Il s’avère encore utile de présenter cette rubrique réalisée par l’écrivain algérien Mr Kateb Yacine 1929/1989. 

«Avant l’indépendance, quand un enseignant français interdisait l’emploi de Tamazight ou de l’arabe à l’école, il était dans son rôle car il oeuvrait pour l’Algérie française. Aujourd’hui, quand un enseignant algérien et parfois un coopérant arabe prétend nous interdire la langue de nos ancêtres, est-il encore dans son rôle? C’est la négation de l’indépendance car l’indépendance signifie la liberté d’expression et l’expression commence par la langue maternelle c'est à dire Tamazight pour beaucoup d’algériens qui ne parlent pas l’arabe ou ne le parlent que par obligation, comme nous étions obligé d’apprendre la langue française. 
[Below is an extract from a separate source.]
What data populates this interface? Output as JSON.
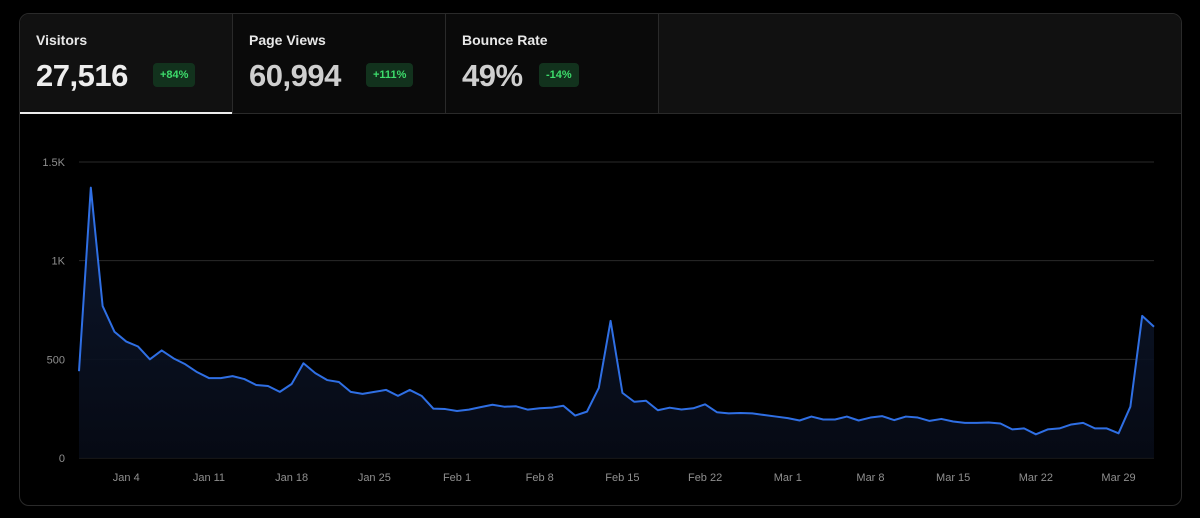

Les fossoyeurs de l’unité nous parlent de l’unité, le voleur crie au voleur. L’unité de la nation ne peut se faire que sur une base positive, une base historique. On ne peut falsifier impunément l’histoire. L’unité de la nation doit se faire par l’enseignement de Tamazight non par son ignorance. Beaucoup d’algériens sont encore aliénés, ce n’est pas de leur faute.  Mais le pouvoir a les moyens d’enseigner cette langue et de lui offrir en priorité la télévision puisqu’on l’ouvre bien plusieurs fois par semaine à la langue anglaise».                

 Voilà donc pourquoi le discours politique est publiquement introduit pour que le discours savant soit culbuté. Et si on fuit  la vérité c’est peut être pour échapper à la révolution, conformément à la pensée de Lénine: Rien n’est plus révolutionnaire que la vérité.

Si les arabes ignorent la cause amazighe, il est vrai qu’en contrepartie, Imazighen ont rendu beaucoup d’âmes pour la cause arabe au Golan, au Sinaï et aussi bien pour la liberté du Koweït; ils ne cessent de revendiquer fièrement la mise en évidence correcte de leur histoire et la reconnaissance constitutionnelle de la langue et la culture des habitants du pays depuis la préhistoire à nos jours: Imazighen. Les historiens chercheurs sont appelés à mettre tous les atouts pour réunir tous les moyens de succès et de mise à jour de notre glorieuse histoire. L’oubli  ou la censure absurde de cette matière porte  énormément atteinte au peuple marocain innocent.